A total of 1,073 civil rights complaints were received by US authorities from people imprisoned under the Patriot Act adopted in the wake of the September 11, 2001 attacks on the United States, according to the document.
However, Fine deemed only 34 of the complaints “credible,” according to the report which was made public on Monday, and which doesn’t mention names or locations.
Under investigation are allegations by approximately 20 inmates that a prison guard verbally abused a Muslim inmate and ordered him to remove his shirt so the officer could use it to shine his shoes.
Also being probed is a charge by an unnamed Egyptian national arrested by the FBI immediately following the September 11 attacks who insists he was submitted to multiple and repeated body cavity searches, denied access to legal counsel and the Egyptian consulate and forced to consume food prohibited by his religion.

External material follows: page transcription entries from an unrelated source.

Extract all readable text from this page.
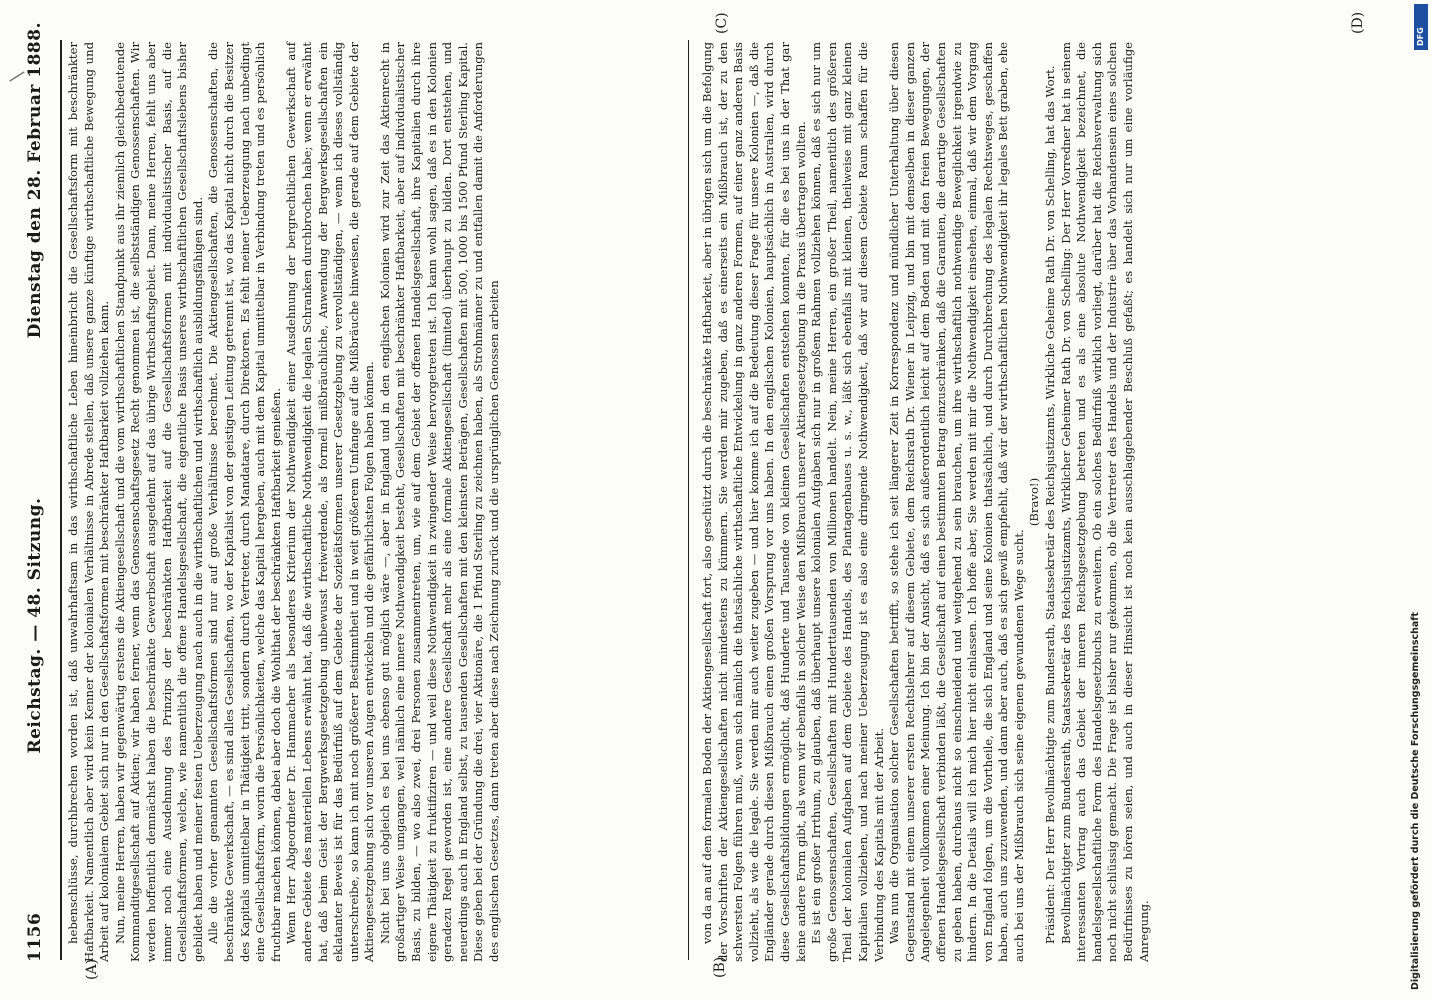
1156
Reichstag. — 48. Sitzung.
Dienstag den 28. Februar 1888. hebenschlüsse, durchbrechen worden ist, daß unwahrhaftsam in das wirthschaftliche Leben hineinbricht die Gesellschaftsform mit beschränkter Haftbarkeit. Namentlich aber wird kein Kenner der kolonialen Verhältnisse in Abrede stellen, daß unsere ganze künftige wirthschaftliche Bewegung und Arbeit auf kolonialem Gebiet sich nur in den Gesellschaftsformen mit beschränkter Haftbarkeit vollziehen kann. Nun, meine Herren, haben wir gegenwärtig erstens die Aktiengesellschaft und die vom wirthschaftlichen Standpunkt aus ihr ziemlich gleichbedeutende Kommanditgesellschaft auf Aktien; wir haben ferner, wenn das Genossenschaftsgesetz Recht genommen ist, die selbstständigen Genossenschaften. Wir werden hoffentlich demnächst haben die beschränkte Gewerbschaft ausgedehnt auf das übrige Wirthschaftsgebiet. Dann, meine Herren, fehlt uns aber immer noch eine Ausdehnung des Prinzips der beschränkten Haftbarkeit auf die Gesellschaftsformen mit individualistischer Basis, auf die Gesellschaftsformen, welche, wie namentlich die offene Handelsgesellschaft, die eigentliche Basis unseres wirthschaftlichen Gesellschaftslebens bisher gebildet haben und meiner festen Ueberzeugung nach auch in die wirthschaftlichen und wirthschaftlich ausbildungsfähigen sind. Alle die vorher genannten Gesellschaftsformen sind nur auf große Verhältnisse berechnet. Die Aktiengesellschaften, die Genossenschaften, die beschränkte Gewerkschaft, — es sind alles Gesellschaften, wo der Kapitalist von der geistigen Leitung getrennt ist, wo das Kapital nicht durch die Besitzer des Kapitals unmittelbar in Thätigkeit tritt, sondern durch Vertreter, durch Mandatare, durch Direktoren. Es fehlt meiner Ueberzeugung nach unbedingt eine Gesellschaftsform, worin die Persönlichkeiten, welche das Kapital hergeben, auch mit dem Kapital unmittelbar in Verbindung treten und es persönlich fruchtbar machen können, dabei aber doch die Wohlthat der beschränkten Haftbarkeit genießen. Wenn Herr Abgeordneter Dr. Hammacher als besonderes Kriterium der Nothwendigkeit einer Ausdehnung der bergrechtlichen Gewerkschaft auf andere Gebiete des materiellen Lebens erwähnt hat, daß die wirthschaftliche Nothwendigkeit die legalen Schranken durchbrochen habe; wenn er erwähnt hat, daß beim Geist der Bergwerksgesetzgebung unbewusst freiwerdende, als formell mißbräuchliche, Anwendung der Bergwerksgesellschaften ein eklatanter Beweis ist für das Bedürfniß auf dem Gebiete der Sozietätsformen unserer Gesetzgebung zu vervollständigen, — wenn ich dieses vollständig unterschreibe, so kann ich mit noch größerer Bestimmtheit und in weit größerem Umfange auf die Mißbräuche hinweisen, die gerade auf dem Gebiete der Aktiengesetzgebung sich vor unseren Augen entwickeln und die gefährlichsten Folgen haben können. Nicht bei uns obgleich es bei uns ebenso gut möglich wäre —, aber in England und in den englischen Kolonien wird zur Zeit das Aktienrecht in großartiger Weise umgangen, weil nämlich eine innere Nothwendigkeit besteht, Gesellschaften mit beschränkter Haftbarkeit, aber auf individualistischer Basis, zu bilden, — wo also zwei, drei Personen zusammentreten, um, wie auf dem Gebiet der offenen Handelsgesellschaft, ihre Kapitalien durch ihre eigene Thätigkeit zu fruktifiziren — und weil diese Nothwendigkeit in zwingender Weise hervorgetreten ist. Ich kann wohl sagen, daß es in den Kolonien geradezu Regel geworden ist, eine andere Gesellschaft mehr als eine formale Aktiengesellschaft (limited) überhaupt zu bilden. Dort entstehen, und neuerdings auch in England selbst, zu tausenden Gesellschaften mit den kleinsten Beträgen, Gesellschaften mit 500, 1000 bis 1500 Pfund Sterling Kapital. Diese geben bei der Gründung die drei, vier Aktionäre, die 1 Pfund Sterling zu zeichnen haben, als Strohmänner zu und entfallen damit die Anforderungen des englischen Gesetzes, dann treten aber diese nach Zeichnung zurück und die ursprünglichen Genossen arbeiten	von da an auf dem formalen Boden der Aktiengesellschaft fort, also geschützt durch die beschränkte Haftbarkeit, aber in übrigen sich um die Befolgung der Vorschriften der Aktiengesellschaften nicht mindestens zu kümmern. Sie werden mir zugeben, daß es einerseits ein Mißbrauch ist, der zu den schwersten Folgen führen muß, wenn sich nämlich die thatsächliche wirthschaftliche Entwickelung in ganz anderen Formen, auf einer ganz anderen Basis vollzieht, als wie die legale. Sie werden mir auch weiter zugeben — und hier komme ich auf die Bedeutung dieser Frage für unsere Kolonien —, daß die Engländer gerade durch diesen Mißbrauch einen großen Vorsprung vor uns haben. In den englischen Kolonien, hauptsächlich in Australien, wird durch diese Gesellschaftsbildungen ermöglicht, daß Hunderte und Tausende von kleinen Gesellschaften entstehen konnten, für die es bei uns in der That gar keine andere Form gibt, als wenn wir ebenfalls in solcher Weise den Mißbrauch unserer Aktiengesetzgebung in die Praxis übertragen wollten. Es ist ein großer Irrthum, zu glauben, daß überhaupt unsere kolonialen Aufgaben sich nur in großem Rahmen vollziehen können, daß es sich nur um große Genossenschaften, Gesellschaften mit Hunderttausenden von Millionen handelt. Nein, meine Herren, ein großer Theil, namentlich des größeren Theil der kolonialen Aufgaben auf dem Gebiete des Handels, des Plantagenbaues u. s. w., läßt sich ebenfalls mit kleinen, theilweise mit ganz kleinen Kapitalien vollziehen, und nach meiner Ueberzeugung ist es also eine dringende Nothwendigkeit, daß wir auf diesem Gebiete Raum schaffen für die Verbindung des Kapitals mit der Arbeit. Was nun die Organisation solcher Gesellschaften betrifft, so stehe ich seit längerer Zeit in Korrespondenz und mündlicher Unterhaltung über diesen Gegenstand mit einem unserer ersten Rechtslehrer auf diesem Gebiete, dem Reichsrath Dr. Wiener in Leipzig, und bin mit demselben in dieser ganzen Angelegenheit vollkommen einer Meinung. Ich bin der Ansicht, daß es sich außerordentlich leicht auf dem Boden und mit den freien Bewegungen, der offenen Handelsgesellschaft verbinden läßt, die Gesellschaft auf einen bestimmten Betrag einzuschränken, daß die Garantien, die derartige Gesellschaften zu geben haben, durchaus nicht so einschneidend und weitgehend zu sein brauchen, um ihre wirthschaftlich nothwendige Beweglichkeit irgendwie zu hindern. In die Details will ich mich hier nicht einlassen. Ich hoffe aber, Sie werden mit mir die Nothwendigkeit einsehen, einmal, daß wir dem Vorgang von England folgen, um die Vortheile, die sich England und seine Kolonien thatsächlich, und durch Durchbrechung des legalen Rechtsweges, geschaffen haben, auch uns zuzuwenden, und dann aber auch, daß es sich gewiß empfiehlt, daß wir der wirthschaftlichen Nothwendigkeit ihr legales Bett graben, ehe auch bei uns der Mißbrauch sich seine eigenen gewundenen Wege sucht.

(Bravo!) Präsident: Der Herr Bevollmächtigte zum Bundesrath, Staatssekretär des Reichsjustizamts, Wirkliche Geheime Rath Dr. von Schelling, hat das Wort. Bevollmächtigter zum Bundesrath, Staatssekretär des Reichsjustizamts, Wirklicher Geheimer Rath Dr. von Schelling: Der Herr Vorredner hat in seinem interessanten Vortrag auch das Gebiet der inneren Reichsgesetzgebung betreten und es als eine absolute Nothwendigkeit bezeichnet, die handelsgesellschaftliche Form des Handelsgesetzbuchs zu erweitern. Ob ein solches Bedürfniß wirklich vorliegt, darüber hat die Reichsverwaltung sich noch nicht schlüssig gemacht. Die Frage ist bisher nur gekommen, ob die Vertreter des Handels und der Industrie über das Vorhandensein eines solchen Bedürfnisses zu hören seien, und auch in dieser Hinsicht ist noch kein ausschlaggebender Beschluß gefaßt; es handelt sich nur um eine vorläufige Anregung.

(A)	(B)
(C)	(D)
/
Digitalisierung gefördert durch die Deutsche Forschungsgemeinschaft
DFG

Several FBI agents are being investigated following allegations that they conducted an illegal search of an Arab-American’s apartment, vandalised it, stole items, called the complainant a terrorist and later, having failed to find any evidence of his terrorist connections, tried to frame him on drug charges, according to the report.
An immigration officer is accused of holding a loaded gun to an foreign detainee’s head, while a prison doctor allegedly told a Muslim patient: “If I was in charge, I would execute every one of you … because of the crimes you all did.”
And the newly created Department of Homeland Security is investigating an employee accused of mistreating a Muslim visitor by asking him in front of others if he “wanted to kill Christians and Jews.”
The American Civil Liberties Union expressed concerns that so few of the complaints had led to formal investigations.
“What remains most disturbing is the tendency of the Justice Department to minimise and downplay what were serious civil liberties and civil rights violations,” said Laura Murphy, head of the ACLU Washington office.